Now, is holding back good info as bad as holding back bad info more than 4 days? No, because neither are subject to the 4 day rule. However, both types of information have to be generally “material” to an investor. If there is a long delay, I might sell because I think they are omitting disclosure to hide something bad. My sale, if based upon that axiom, is ill advised. Causality gets in the way, because I assumed something was true that turned out wasn’t true. And made a decision and acted upon it. Now what May have caused that decision? That is another question.
Does that mean I can sue the company for fraud for non-disclosure of good info in 4 days? Depends. But highly unlikely. I say depends because the world is weird, and so are fact patterns. And if not in the one case, without the facts to further the claim, then probably not in the other case. But it depends on the facts and circumstances and I might get a case to completion even if I do not win the case.
Why would it be hard to make a case if the data is good. Well, I decided to sell. I assumed the 4 day rule applies. I assumed the data was material. When they failed to disclose, I sold, believing the worst, because people on a bulletin board convinced me they were experts, and I could rely upon their expertise. They “must” disclose “material information”. Then the good results came out...
Likewise, what if the info turns out in a month to be bad...? I might make the same case, that I held because “experts” on bulletin boards told me that they worked in the industry, they were lawyers, and I could rely upon their expert knowledge. They told me I’d already know the data was bad, but that was not the case.
So are those bulletin board experts going to pay me back Poor man, whichever way it goes?
I do not think so.
This is a hypothetical. But someone says, I am a lawyer and they “have to” (law is a bit odder than that) disclose and they didn’t, ergo factually you can assume that the news must be good... that’s simply not a logical assumption.

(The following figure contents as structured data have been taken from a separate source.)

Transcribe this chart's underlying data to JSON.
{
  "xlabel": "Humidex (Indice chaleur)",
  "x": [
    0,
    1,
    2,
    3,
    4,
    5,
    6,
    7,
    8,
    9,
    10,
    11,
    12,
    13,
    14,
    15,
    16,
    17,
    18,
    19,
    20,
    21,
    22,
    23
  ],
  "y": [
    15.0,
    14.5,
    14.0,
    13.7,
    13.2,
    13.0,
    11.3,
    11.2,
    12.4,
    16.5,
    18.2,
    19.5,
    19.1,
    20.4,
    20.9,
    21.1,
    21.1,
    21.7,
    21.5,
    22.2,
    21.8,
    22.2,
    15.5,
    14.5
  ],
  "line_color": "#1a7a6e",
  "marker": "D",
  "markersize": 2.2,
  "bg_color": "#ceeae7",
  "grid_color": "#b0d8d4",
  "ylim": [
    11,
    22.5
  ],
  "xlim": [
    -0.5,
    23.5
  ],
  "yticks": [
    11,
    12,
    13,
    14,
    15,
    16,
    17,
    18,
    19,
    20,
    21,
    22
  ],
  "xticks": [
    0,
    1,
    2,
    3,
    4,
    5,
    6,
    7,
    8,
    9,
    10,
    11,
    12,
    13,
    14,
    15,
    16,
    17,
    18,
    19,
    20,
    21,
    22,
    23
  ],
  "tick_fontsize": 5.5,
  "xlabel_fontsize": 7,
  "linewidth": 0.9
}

There are other reasons to be confident, the 4 day rule is not one of them.
LP and LG are executives of the company and they are not making statements one way or the other, at this time. It’s not material at this point that they are lawyers. But I do believe they will follow the law, which is what I am saying, and I think the same is the case, with regard to filings. They are no doubt, I believe, consulting with counsel, counsel has consulted with the SEC, and whatever the delay, I believe, which is not a fact, I believe they take it all seriously enough not to violate the law, or their professional duties.
But a lot of what people are debating right bow is belief. Can’t argue with beliefs... but legal axioms as factual validators, definitely a problem there.